Wednesday, August 17, 2011

Post-Traumatic Exostosis

Solitary osteochondromas are commonly thought of as neoplasms. But, there is a theory that they may be the result of injury, with experiments in rabbits showing osteochondroma formation following resection of the periosteum of the metaphysis or diaphysis.

A common location for avulsion injuries in children is at the apophyses, which can result in a prominent exostosis. The best known of these are seen with Osgood–Schlatter and Sinding-Larsen-Johansson diseases.

Apophyses in the pelvis can also be affected. The case above shows a post-traumatic exostosis at the anterior inferior iliac spine, the site of origin of the rectus femoris muscle.

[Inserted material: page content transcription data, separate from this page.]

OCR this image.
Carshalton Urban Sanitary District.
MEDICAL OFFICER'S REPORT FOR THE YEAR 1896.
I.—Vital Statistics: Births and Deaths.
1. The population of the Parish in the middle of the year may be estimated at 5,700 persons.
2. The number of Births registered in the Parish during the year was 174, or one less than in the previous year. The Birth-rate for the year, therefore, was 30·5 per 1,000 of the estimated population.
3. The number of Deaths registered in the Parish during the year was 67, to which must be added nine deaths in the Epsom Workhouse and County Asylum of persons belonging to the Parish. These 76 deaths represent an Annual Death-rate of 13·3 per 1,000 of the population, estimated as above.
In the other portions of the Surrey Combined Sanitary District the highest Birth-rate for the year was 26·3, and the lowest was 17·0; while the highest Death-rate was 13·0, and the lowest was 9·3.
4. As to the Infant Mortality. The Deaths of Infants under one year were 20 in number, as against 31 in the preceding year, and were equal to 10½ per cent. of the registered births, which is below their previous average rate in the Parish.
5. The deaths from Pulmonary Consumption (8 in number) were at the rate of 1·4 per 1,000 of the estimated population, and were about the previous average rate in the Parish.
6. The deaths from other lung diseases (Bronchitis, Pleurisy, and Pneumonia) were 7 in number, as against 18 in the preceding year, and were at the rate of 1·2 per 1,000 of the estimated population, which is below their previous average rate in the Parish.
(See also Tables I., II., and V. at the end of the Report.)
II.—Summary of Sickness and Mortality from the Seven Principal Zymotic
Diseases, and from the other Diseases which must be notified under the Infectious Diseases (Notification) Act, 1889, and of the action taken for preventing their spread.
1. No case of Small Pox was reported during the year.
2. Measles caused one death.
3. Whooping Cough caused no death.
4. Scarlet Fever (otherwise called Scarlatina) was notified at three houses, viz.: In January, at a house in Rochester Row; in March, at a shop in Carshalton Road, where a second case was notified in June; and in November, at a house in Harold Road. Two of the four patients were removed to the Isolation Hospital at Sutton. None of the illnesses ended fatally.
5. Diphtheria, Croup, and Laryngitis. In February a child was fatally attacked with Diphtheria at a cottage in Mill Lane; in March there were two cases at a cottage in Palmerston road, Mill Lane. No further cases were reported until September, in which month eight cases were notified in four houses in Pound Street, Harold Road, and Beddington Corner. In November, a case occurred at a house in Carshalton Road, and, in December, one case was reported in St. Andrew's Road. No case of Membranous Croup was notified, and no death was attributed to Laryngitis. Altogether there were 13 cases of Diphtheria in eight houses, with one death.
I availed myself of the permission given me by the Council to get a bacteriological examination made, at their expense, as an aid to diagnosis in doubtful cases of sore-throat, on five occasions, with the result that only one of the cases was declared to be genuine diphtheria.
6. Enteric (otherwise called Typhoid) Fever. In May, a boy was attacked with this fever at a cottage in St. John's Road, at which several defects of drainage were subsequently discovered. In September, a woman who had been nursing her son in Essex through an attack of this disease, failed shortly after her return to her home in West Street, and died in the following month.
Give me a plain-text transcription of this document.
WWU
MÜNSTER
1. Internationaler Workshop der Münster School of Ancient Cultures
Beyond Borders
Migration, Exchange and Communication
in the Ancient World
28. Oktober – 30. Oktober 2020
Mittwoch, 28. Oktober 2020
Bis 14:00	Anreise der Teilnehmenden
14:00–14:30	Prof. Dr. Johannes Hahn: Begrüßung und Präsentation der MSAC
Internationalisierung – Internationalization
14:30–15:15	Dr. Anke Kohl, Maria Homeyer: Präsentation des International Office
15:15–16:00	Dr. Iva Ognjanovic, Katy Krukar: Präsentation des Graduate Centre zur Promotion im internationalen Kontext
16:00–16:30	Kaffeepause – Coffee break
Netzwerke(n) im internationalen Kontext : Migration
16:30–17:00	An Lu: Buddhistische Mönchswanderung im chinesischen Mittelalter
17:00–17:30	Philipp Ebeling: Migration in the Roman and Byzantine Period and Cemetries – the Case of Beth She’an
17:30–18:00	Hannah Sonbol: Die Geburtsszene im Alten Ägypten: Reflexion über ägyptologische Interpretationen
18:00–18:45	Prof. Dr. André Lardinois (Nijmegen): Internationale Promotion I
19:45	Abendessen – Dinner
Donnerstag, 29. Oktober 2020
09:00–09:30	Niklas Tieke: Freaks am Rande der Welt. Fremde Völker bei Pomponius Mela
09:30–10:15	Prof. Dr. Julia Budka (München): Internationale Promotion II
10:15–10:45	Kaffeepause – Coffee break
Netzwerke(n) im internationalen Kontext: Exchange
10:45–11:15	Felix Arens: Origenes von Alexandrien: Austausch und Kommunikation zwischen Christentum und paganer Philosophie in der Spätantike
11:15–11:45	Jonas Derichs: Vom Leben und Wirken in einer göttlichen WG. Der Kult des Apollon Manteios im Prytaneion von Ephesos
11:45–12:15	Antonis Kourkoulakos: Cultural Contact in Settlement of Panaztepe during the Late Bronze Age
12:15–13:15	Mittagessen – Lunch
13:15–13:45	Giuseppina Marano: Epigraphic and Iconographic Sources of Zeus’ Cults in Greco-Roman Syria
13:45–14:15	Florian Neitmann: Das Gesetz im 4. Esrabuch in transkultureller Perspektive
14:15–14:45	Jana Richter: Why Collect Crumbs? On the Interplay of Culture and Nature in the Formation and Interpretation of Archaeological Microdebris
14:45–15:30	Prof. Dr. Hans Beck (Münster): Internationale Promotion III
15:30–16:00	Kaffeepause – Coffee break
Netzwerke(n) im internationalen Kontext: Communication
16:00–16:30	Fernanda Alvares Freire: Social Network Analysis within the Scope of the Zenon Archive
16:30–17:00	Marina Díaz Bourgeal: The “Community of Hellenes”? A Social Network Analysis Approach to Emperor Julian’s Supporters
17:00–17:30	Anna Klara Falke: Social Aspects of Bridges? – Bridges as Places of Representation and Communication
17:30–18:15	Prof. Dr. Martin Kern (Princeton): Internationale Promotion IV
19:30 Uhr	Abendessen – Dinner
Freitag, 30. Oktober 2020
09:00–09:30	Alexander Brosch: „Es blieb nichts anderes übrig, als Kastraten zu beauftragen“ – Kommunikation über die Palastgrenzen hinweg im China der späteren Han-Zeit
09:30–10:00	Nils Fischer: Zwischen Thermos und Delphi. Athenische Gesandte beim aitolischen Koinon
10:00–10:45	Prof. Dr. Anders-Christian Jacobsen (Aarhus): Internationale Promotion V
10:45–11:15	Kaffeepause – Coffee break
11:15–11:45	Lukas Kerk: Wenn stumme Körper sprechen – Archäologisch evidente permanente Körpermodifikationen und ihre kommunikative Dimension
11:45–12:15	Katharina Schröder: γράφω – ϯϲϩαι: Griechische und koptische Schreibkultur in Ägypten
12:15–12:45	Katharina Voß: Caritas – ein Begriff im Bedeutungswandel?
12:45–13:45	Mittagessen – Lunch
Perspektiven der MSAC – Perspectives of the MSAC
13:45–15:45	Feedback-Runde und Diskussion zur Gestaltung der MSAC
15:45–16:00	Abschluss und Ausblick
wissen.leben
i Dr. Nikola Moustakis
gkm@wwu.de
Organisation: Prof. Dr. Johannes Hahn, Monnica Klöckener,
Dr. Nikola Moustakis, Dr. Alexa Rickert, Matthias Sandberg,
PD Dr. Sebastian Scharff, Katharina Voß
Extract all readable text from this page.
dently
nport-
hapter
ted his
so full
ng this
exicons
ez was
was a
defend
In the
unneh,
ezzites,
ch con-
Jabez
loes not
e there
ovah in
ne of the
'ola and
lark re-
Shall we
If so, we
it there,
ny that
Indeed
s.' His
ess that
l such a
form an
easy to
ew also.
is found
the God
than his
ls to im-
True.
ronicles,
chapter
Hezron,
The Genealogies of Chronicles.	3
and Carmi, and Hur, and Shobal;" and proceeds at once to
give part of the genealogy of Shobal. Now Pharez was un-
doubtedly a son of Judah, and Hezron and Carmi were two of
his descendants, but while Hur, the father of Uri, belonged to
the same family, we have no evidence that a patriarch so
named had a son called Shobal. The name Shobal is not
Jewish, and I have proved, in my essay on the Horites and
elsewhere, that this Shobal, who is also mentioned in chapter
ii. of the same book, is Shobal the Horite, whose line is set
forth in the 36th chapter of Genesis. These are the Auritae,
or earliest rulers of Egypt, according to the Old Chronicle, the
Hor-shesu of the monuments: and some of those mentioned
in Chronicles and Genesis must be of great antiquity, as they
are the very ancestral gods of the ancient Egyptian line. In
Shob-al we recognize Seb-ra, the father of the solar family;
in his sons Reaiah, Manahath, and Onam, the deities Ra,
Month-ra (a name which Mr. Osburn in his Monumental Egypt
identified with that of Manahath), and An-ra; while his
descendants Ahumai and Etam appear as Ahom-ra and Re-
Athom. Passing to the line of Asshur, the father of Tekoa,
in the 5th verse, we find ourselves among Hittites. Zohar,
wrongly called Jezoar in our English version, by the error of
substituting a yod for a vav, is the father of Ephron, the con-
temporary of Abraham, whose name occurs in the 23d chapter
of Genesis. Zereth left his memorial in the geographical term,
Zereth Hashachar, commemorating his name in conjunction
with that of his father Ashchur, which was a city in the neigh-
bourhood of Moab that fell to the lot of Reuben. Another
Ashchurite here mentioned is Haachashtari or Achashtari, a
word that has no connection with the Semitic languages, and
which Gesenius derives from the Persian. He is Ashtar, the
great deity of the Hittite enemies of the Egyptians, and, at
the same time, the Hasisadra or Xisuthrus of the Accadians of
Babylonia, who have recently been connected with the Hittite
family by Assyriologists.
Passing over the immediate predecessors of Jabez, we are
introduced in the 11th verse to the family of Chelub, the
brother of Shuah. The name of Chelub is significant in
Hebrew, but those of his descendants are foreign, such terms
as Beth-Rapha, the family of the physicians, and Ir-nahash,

  • Goodwin MA. Myositis ossificans in the region of the hip-joint. Br J Surg. 1959 Mar;46(199):547-9.
  • Hwang SK, Park BM. Induction of osteochondromas by periosteal resection. Orthopedics. 1991 Jul;14(7):809-12.
  • Irving MH. Exostosis formation after traumatic avulsion of the anterior inferior iliac spine. Report of two cases. J Bone Joint Surg Br. 1964 Nov;46:720-2.
  • Richardson RR. Variants of exostosis of the bone in children. Semin Roentgenol. 2005 Oct;40(4):380-90.